Jam Bites

Fill these buttery cookies with your favorite jam or preserves.

Jam Bites
Yield: 4 dozen cookies Prep 10 mins Chill 20 mins Bake 350°F 20 mins


  • 3/4 cup (1-1/2 sticks) unsalted butter, softened
  • 1/2 cup sugar
  • 1 egg yolk
  • 1/2 teaspoon salt
  • 1/4 teaspoon almond extract
  • 2 1/4 cups all-purpose flour
  • 1/4 cup apricot preserves
  • 1/4 cup natural almonds (with skins), chopped
  • 1/4 cup seedless red-raspberry jam

Make It

1. In large bowl, beat butter, sugar, yolk, salt and extract until creamy, 2 minutes. On low, beat in flour until blended; press into ball. Divide dough into quarters. Roll one quarter into 12-inch rope, 1 inch wide. Place on large ungreased baking sheet. With end of wooden spoon, make 1/2-inch-wide, 1/4-inch-deep groove down center of rope. Repeat with remaining dough; place 2 inches apart on sheet.

2. In small cup, combine preserves with 2 tablespoons nuts. In another cup, combine jam with remaining nuts. Spoon apricot mixture into grooves of 2 strips; spoon raspberry mixture in other 2 strips. Refrigerate 20 minutes.

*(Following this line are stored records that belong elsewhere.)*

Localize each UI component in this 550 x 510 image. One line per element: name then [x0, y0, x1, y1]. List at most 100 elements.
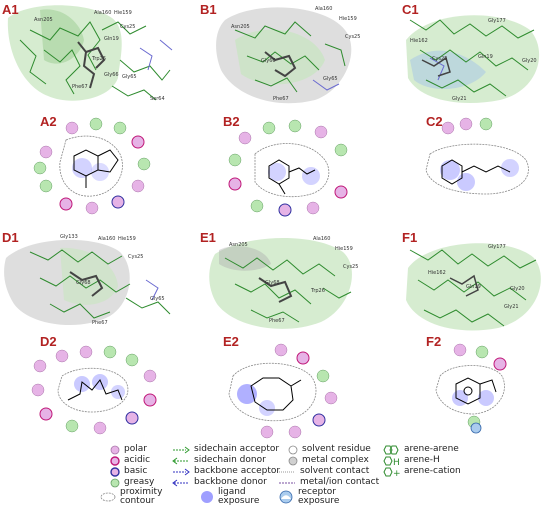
legend-proximity-contour: proximity contour [100, 488, 162, 506]
legend-metal-ion-contact-label: metal/ion contact [300, 477, 380, 487]
svg-text:Trp26: Trp26 [310, 288, 325, 294]
svg-text:Phe67: Phe67 [72, 84, 88, 90]
legend-metal-complex-label: metal complex [302, 455, 369, 465]
panel-label: B1 [200, 2, 217, 17]
legend-greasy: greasy [110, 477, 154, 488]
svg-text:Gly133: Gly133 [60, 234, 78, 240]
legend-backbone-acceptor: backbone acceptor [172, 466, 280, 477]
svg-text:Asn205: Asn205 [229, 242, 248, 248]
svg-text:+: + [393, 469, 400, 477]
svg-text:Gly65: Gly65 [323, 76, 338, 82]
svg-text:Hie162: Hie162 [410, 38, 428, 44]
legend: polar acidic basic greasy proximity cont… [100, 440, 540, 508]
svg-text:Ala160: Ala160 [315, 6, 332, 12]
svg-text:Phe67: Phe67 [92, 320, 108, 326]
legend-receptor-label: receptor [298, 487, 336, 497]
svg-text:Gln19: Gln19 [478, 54, 493, 60]
panel-F1-graphic: Gly177 Hie162 Gln19 Gly20 Gly21 [406, 243, 541, 331]
legend-solvent-residue: solvent residue [288, 444, 371, 455]
svg-text:H: H [393, 458, 400, 466]
legend-arene-cation: + arene-cation [382, 466, 461, 477]
panel-label: F2 [426, 334, 442, 349]
panel-F2-graphic [435, 343, 507, 434]
legend-solvent-residue-label: solvent residue [302, 444, 371, 454]
svg-text:Gly21: Gly21 [452, 96, 467, 102]
panel-B1: Asn205 Ala160 Hie159 Cys25 Gly66 Gly65 P… [195, 0, 370, 108]
legend-arene-h-label: arene-H [404, 455, 440, 465]
panel-C2: C2 [390, 110, 550, 222]
legend-sidechain-acceptor: sidechain acceptor [172, 444, 279, 455]
svg-text:Ala160: Ala160 [98, 236, 115, 242]
svg-text:Phe67: Phe67 [269, 318, 285, 324]
legend-sidechain-donor-label: sidechain donor [194, 455, 266, 465]
legend-ligand-exposure-label: exposure [218, 496, 260, 506]
legend-arene-arene: arene-arene [382, 444, 459, 455]
legend-basic: basic [110, 466, 147, 477]
panel-label: F1 [402, 230, 418, 245]
legend-sidechain-donor: sidechain donor [172, 455, 266, 466]
svg-text:Gly65: Gly65 [122, 74, 137, 80]
legend-backbone-donor: backbone donor [172, 477, 267, 488]
basic-icon [110, 466, 120, 477]
svg-text:Asn205: Asn205 [231, 24, 250, 30]
panel-A1: Asn205 Ala160 Hie159 Cys25 Gln19 Trp26 G… [0, 0, 185, 108]
solvent-residue-icon [288, 445, 298, 454]
arene-h-icon: H [383, 456, 400, 466]
svg-text:Gly20: Gly20 [510, 286, 525, 292]
panel-A2: A2 [0, 110, 185, 222]
panel-A1-graphic: Asn205 Ala160 Hie159 Cys25 Gln19 Trp26 G… [7, 5, 173, 102]
panel-F1: Gly177 Hie162 Gln19 Gly20 Gly21 F1 [390, 228, 550, 336]
legend-receptor-exposure-label: exposure [298, 496, 340, 506]
panel-B1-graphic: Asn205 Ala160 Hie159 Cys25 Gly66 Gly65 P… [216, 6, 360, 104]
legend-ligand-exposure: ligand exposure [200, 488, 259, 506]
svg-text:Hie159: Hie159 [335, 246, 353, 252]
panel-E1: Asn205 Ala160 Hie159 Cys25 Trp26 Gly68 P… [195, 228, 370, 336]
svg-text:Cys25: Cys25 [128, 254, 143, 260]
svg-text:Cys25: Cys25 [432, 56, 447, 62]
svg-text:Gly65: Gly65 [150, 296, 165, 302]
panel-label: C1 [402, 2, 419, 17]
legend-arene-cation-label: arene-cation [404, 466, 461, 476]
legend-metal-complex: metal complex [288, 455, 369, 466]
panel-C1: Gly177 Hie162 Cys25 Gln19 Gly20 Gly21 C1 [390, 0, 550, 108]
svg-text:Ala160: Ala160 [313, 236, 330, 242]
panel-label: A1 [2, 2, 19, 17]
legend-polar-label: polar [124, 444, 147, 454]
legend-basic-label: basic [124, 466, 148, 476]
solvent-contact-icon [279, 471, 295, 472]
svg-text:Gly20: Gly20 [522, 58, 537, 64]
panel-E2-graphic [228, 343, 338, 439]
sidechain-acceptor-icon [173, 446, 190, 453]
svg-text:Hie159: Hie159 [118, 236, 136, 242]
svg-text:Gln19: Gln19 [104, 36, 119, 42]
panel-A2-graphic [33, 117, 151, 215]
ligand-exposure-icon [201, 491, 213, 503]
proximity-contour-icon [100, 492, 116, 502]
panel-label: A2 [40, 114, 57, 129]
receptor-exposure-icon [279, 490, 293, 504]
legend-ligand-label: ligand [218, 487, 246, 497]
panel-label: E2 [223, 334, 239, 349]
legend-contour-label: contour [120, 496, 155, 506]
polar-icon [110, 445, 120, 454]
panel-label: C2 [426, 114, 443, 129]
backbone-donor-icon [172, 479, 189, 486]
sidechain-donor-icon [172, 457, 189, 464]
svg-text:Gly177: Gly177 [488, 244, 506, 250]
svg-text:Ser64: Ser64 [150, 96, 165, 102]
panel-B2: B2 [195, 110, 370, 222]
panel-B2-graphic [228, 119, 348, 217]
svg-text:Trp26: Trp26 [91, 56, 106, 62]
legend-acidic: acidic [110, 455, 150, 466]
legend-solvent-contact-label: solvent contact [300, 466, 370, 476]
greasy-icon [110, 478, 120, 487]
panel-E2: E2 [195, 334, 370, 440]
panel-C2-graphic [425, 117, 529, 195]
arene-cation-icon: + [383, 467, 400, 477]
panel-D2-graphic [31, 345, 157, 435]
panel-D2: D2 [0, 334, 185, 440]
panel-label: D2 [40, 334, 57, 349]
acidic-icon [110, 455, 120, 466]
legend-proximity-label: proximity [120, 487, 163, 497]
svg-text:Hie162: Hie162 [428, 270, 446, 276]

3. Heat oven to 350 degrees F. Cut each strip crosswise into 1-inch diagonal slices, but do not separate. Bake in 350 degrees oven 20 minutes, until edges are lightly golden. While still warm, cut through. Remove to wire rack; let cool.

Nutrition Facts

Amount Per Serving: cal. (kcal): 69, Fat, total (g): 3, chol. (mg): 12, sat. fat (g): 2, carb. (g): 9, fiber (g): , pro. (g): 1, sodium (mg): 26, Percent Daily Values are based on a 2,000 calorie diet.